Unfortunately, the incentives are quite different. In France and Germany, once you get a university research position or CNRS appointment, or in Germany a permanent professorship, you can essentially do what you want within the 36hrs/wk, and writing a nice little handout is what professors often like to do.
In the US, new faculty are judged by their research output and grant input and are still under the threat of losing their job if they don't make tenure after a few years. There is zero incentive to write a book on top of the 80hrs/wk that are put into the job already.
Also, in Germany, a university will absolutely buy textbooks in bulk for students to use, but that's a philosophical decision of how you want to run a society: if it's upheld as important that everyone can get (essentially) free access to top education, that's what you get. If education is treated like a business, you get something else.
Yeah, I'm not even sure how that would work? Like, if my department goes with a particular textbook, or a certain number of classes all use textbooks from the same publisher, then sometimes we get discounts on things like solutions manuals or custom editions, but I don't know how a publisher would pay a particular professor for picking their textbook.

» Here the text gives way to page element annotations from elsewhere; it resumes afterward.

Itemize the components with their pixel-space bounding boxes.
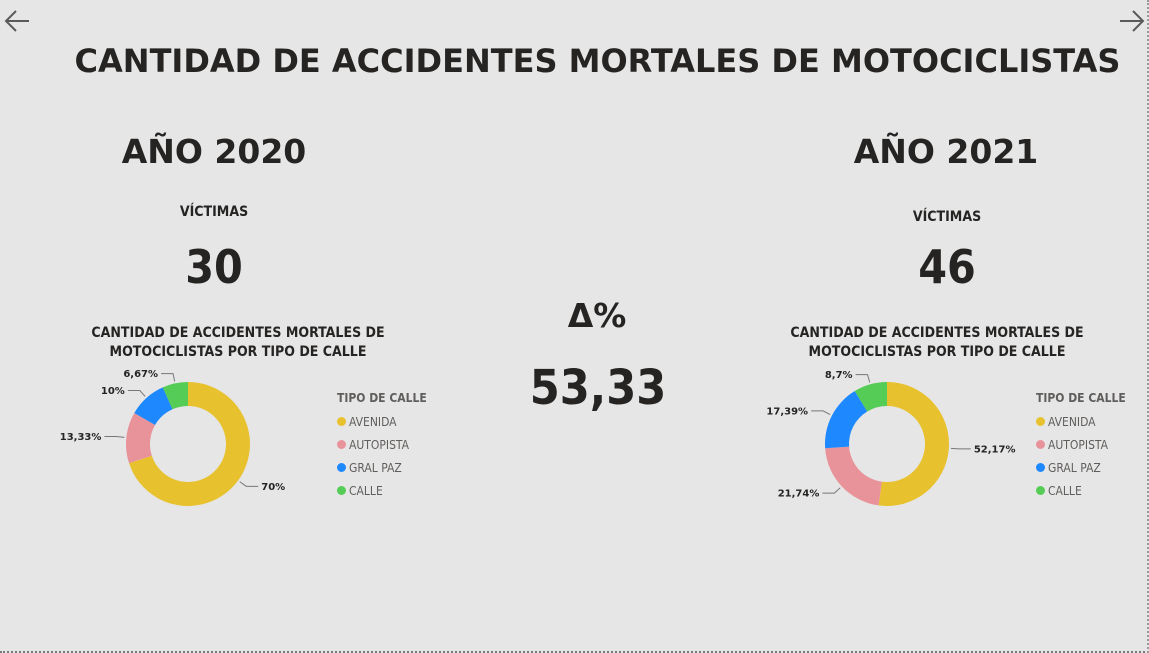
legend-label: AUTOPISTA — [349, 437, 409, 452]
arrow-left-icon[interactable] — [2, 6, 32, 36]
data-label: 70% — [261, 482, 285, 493]
legend-item-autopista[interactable]: AUTOPISTA — [1036, 433, 1126, 456]
kpi-value-2021: 46 — [918, 240, 976, 294]
legend-label: CALLE — [349, 483, 383, 498]
legend-item-gral-paz[interactable]: GRAL PAZ — [1036, 456, 1126, 479]
legend-dot-icon — [1036, 463, 1045, 472]
legend-item-calle[interactable]: CALLE — [1036, 479, 1126, 502]
leader-line — [161, 373, 176, 382]
legend-dot-icon — [1036, 440, 1045, 449]
legend-label: GRAL PAZ — [1048, 460, 1101, 475]
legend-item-gral-paz[interactable]: GRAL PAZ — [337, 456, 427, 479]
arrow-right-icon[interactable] — [1117, 6, 1147, 36]
bottom-border — [0, 651, 1149, 653]
legend-label: CALLE — [1048, 483, 1082, 498]
leader-line — [811, 410, 831, 416]
page-title: CANTIDAD DE ACCIDENTES MORTALES DE MOTOC… — [74, 42, 1121, 80]
data-label: 10% — [101, 386, 125, 397]
chart-title-2020: CANTIDAD DE ACCIDENTES MORTALES DE MOTOC… — [91, 325, 385, 360]
donut-chart-2020[interactable]: 70% 13,33% 10% 6,67% — [58, 360, 318, 520]
kpi-value-2020: 30 — [185, 240, 243, 294]
delta-label: Δ% — [567, 296, 627, 335]
data-label: 8,7% — [825, 370, 853, 381]
data-label: 6,67% — [123, 369, 158, 380]
donut-slice-autopista[interactable] — [825, 446, 882, 506]
leader-line — [822, 487, 841, 494]
legend-dot-icon — [337, 463, 346, 472]
donut-slice-avenida[interactable] — [878, 382, 949, 506]
data-label: 17,39% — [766, 406, 808, 417]
legend-item-calle[interactable]: CALLE — [337, 479, 427, 502]
data-label: 52,17% — [974, 444, 1016, 455]
legend-item-avenida[interactable]: AVENIDA — [1036, 410, 1126, 433]
year-title-2020: AÑO 2020 — [121, 132, 307, 171]
kpi-label-2020: VÍCTIMAS — [179, 204, 249, 220]
kpi-label-2021: VÍCTIMAS — [912, 209, 982, 225]
data-label: 21,74% — [778, 489, 820, 500]
leader-line — [127, 390, 146, 397]
right-border — [1147, 0, 1149, 653]
donut-chart-2021[interactable]: 52,17% 21,74% 17,39% 8,7% — [757, 360, 1047, 520]
legend-dot-icon — [1036, 417, 1045, 426]
legend-item-avenida[interactable]: AVENIDA — [337, 410, 427, 433]
leader-line — [104, 435, 125, 438]
chart-title-2021: CANTIDAD DE ACCIDENTES MORTALES DE MOTOC… — [790, 325, 1084, 360]
donut-slice-gral-paz[interactable] — [134, 387, 173, 426]
legend-dot-icon — [1036, 486, 1045, 495]
legend-dot-icon — [337, 486, 346, 495]
legend-label: AVENIDA — [349, 414, 397, 429]
legend-label: GRAL PAZ — [349, 460, 402, 475]
donut-slice-calle[interactable] — [854, 382, 887, 412]
legend-2020: TIPO DE CALLE AVENIDA AUTOPISTA GRAL PAZ CA… — [337, 391, 427, 502]
legend-dot-icon — [337, 440, 346, 449]
leader-line — [239, 481, 259, 487]
donut-slice-calle[interactable] — [162, 382, 188, 410]
legend-2021: TIPO DE CALLE AVENIDA AUTOPISTA GRAL PAZ CA… — [1036, 391, 1126, 502]
delta-value: 53,33 — [529, 360, 667, 416]
legend-label: AUTOPISTA — [1048, 437, 1108, 452]
leader-line — [855, 374, 871, 383]
legend-item-autopista[interactable]: AUTOPISTA — [337, 433, 427, 456]
legend-dot-icon — [337, 417, 346, 426]
leader-line — [950, 447, 971, 450]
donut-slice-gral-paz[interactable] — [825, 391, 868, 449]
data-label: 13,33% — [60, 432, 102, 443]
donut-slice-avenida[interactable] — [129, 382, 250, 506]
legend-label: AVENIDA — [1048, 414, 1096, 429]
legend-title: TIPO DE CALLE — [1036, 391, 1126, 405]
legend-title: TIPO DE CALLE — [337, 391, 427, 405]
year-title-2021: AÑO 2021 — [853, 132, 1039, 171]
donut-slice-autopista[interactable] — [126, 413, 156, 464]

I'm still missing the part where I get rich! Please tell me!
Truth be told, in my field the intro level textbooks are essentially indistinguishable, down to graphics and specific examples, and every publisher has one. Even if I got free samples for all of them (I don't), there is zero difference for the student. You look at the classics, maybe check out a new book, but in the end pick the one you're already familiar with because you don't have any time to waste.
Haha, I wish! Most of the books for the intro classes I teach are essentially redundant. It's a lucky occasion when you teach something where you learn something completely new that you find interesting, and these classes are typically small, so there's even less incentive for a publisher.
Some publishers may incentivize using their particular textbook, but there isn't some vast conspiracy to jack up prices. The fact is textbooks are a niche product with a steep demand curve that can be paid for with subsidized loans, of course they're going to be ridiculously overpriced.